BACKGROUND: Unfractionated heparin (UFH) remains the anticoagulant of choice in critically ill patients. However, its laboratory monitoring and clinical management are particularly challenging. OBJECTIVES: Our objective was to describe current practices and variations among centers of the ISTH. METHODS: Between November 2023 and February 2024, we surveyed 142 clinicians and laboratory medicine specialists from 15 countries involved in the care of patients receiving therapeutic-intensity UFH. RESULTS: UFH monitoring was based on an anti-Xa assay or on activated partial thromboplastin time in 54% and 46% of respondents, respectively. Different therapeutic ranges were used depending on local protocols and indications
the 0.3 to 0.7 IU/mL anti-Xa range was commonly used, except for patients on mechanical circulatory support with a lower range, mostly 0.3 to 0.5 IU/mL. Most respondents managed therapeutic UFH administration with weight-based dosing (88%), while fewer used a nomogram (57%) for dose adjustment. When a nomogram was used, it was primarily based on anti-Xa monitoring (86%).
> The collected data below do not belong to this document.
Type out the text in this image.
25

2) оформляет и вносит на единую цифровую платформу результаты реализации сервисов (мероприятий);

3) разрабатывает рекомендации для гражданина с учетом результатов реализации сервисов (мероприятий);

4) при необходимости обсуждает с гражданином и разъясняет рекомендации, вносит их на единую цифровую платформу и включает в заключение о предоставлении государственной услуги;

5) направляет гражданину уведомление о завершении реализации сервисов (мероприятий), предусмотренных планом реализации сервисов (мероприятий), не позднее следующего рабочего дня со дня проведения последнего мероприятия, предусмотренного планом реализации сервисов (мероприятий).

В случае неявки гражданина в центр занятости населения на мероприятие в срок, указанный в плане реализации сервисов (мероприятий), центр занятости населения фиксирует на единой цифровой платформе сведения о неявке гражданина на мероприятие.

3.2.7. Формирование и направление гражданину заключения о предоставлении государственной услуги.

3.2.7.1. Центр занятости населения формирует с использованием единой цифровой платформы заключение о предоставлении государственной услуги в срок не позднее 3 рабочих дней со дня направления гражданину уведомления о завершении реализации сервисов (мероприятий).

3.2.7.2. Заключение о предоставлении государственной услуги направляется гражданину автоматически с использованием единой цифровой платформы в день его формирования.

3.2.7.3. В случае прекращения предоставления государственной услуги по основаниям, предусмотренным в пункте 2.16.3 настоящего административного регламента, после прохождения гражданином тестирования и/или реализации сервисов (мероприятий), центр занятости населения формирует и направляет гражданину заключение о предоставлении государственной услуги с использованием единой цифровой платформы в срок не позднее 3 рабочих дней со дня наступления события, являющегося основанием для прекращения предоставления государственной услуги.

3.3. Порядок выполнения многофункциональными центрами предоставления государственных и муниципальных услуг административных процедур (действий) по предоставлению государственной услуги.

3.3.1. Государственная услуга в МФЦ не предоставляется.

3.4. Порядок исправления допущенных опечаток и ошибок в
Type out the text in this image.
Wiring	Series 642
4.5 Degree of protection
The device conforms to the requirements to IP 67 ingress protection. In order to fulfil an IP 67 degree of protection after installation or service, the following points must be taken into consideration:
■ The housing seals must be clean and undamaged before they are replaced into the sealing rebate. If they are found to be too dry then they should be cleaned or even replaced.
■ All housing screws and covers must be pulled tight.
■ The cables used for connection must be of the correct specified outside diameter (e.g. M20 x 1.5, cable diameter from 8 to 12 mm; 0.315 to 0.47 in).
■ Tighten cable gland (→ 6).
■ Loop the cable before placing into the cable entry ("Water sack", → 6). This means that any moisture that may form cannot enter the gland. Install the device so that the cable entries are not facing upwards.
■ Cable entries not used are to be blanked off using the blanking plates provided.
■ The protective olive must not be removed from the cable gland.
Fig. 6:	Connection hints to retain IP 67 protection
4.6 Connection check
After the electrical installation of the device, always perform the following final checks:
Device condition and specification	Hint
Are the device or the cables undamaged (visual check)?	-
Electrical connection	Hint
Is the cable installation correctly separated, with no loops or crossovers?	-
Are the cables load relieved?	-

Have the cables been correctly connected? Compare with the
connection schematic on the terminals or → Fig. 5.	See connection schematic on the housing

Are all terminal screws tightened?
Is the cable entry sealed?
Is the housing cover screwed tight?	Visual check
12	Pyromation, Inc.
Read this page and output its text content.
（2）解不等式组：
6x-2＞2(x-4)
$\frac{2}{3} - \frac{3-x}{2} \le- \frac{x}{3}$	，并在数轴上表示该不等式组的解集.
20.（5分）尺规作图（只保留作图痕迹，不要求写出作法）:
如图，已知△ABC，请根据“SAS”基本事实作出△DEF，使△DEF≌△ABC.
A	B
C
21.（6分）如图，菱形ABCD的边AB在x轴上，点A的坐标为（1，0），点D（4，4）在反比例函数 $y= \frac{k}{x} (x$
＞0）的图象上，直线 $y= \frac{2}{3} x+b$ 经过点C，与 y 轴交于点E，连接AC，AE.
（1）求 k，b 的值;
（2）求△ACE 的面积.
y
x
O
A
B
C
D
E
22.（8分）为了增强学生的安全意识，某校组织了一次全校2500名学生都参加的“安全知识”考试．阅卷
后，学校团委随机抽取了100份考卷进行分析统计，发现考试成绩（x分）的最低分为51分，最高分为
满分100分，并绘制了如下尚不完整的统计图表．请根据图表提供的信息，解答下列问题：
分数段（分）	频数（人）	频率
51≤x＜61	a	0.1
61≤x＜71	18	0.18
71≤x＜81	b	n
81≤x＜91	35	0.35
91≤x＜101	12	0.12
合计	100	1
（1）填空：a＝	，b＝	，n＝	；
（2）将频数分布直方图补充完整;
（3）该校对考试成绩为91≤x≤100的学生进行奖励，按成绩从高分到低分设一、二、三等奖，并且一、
The situations when respondents administered antithrombin varied widely
22% reported using it when antithrombin levels were below 60 IU/dL(%) and 20% reported never using it. CONCLUSION: Our survey results revealed considerable heterogeneity in UFH management approaches, reflecting a knowledge gap and a paucity of evidence to guide decision-making. Key issues requiring well-designed up-to-date studies were identified that include optimal approaches to heparin monitoring, assays and reagents to be used, therapeutic range based on indications, the use of weight-adjusted nomograms for initial dosing and titrating of UFH infusion, and indications for antithrombin supplementation. Survey results provide a strong rationale for the development of international guidance addressing these issues.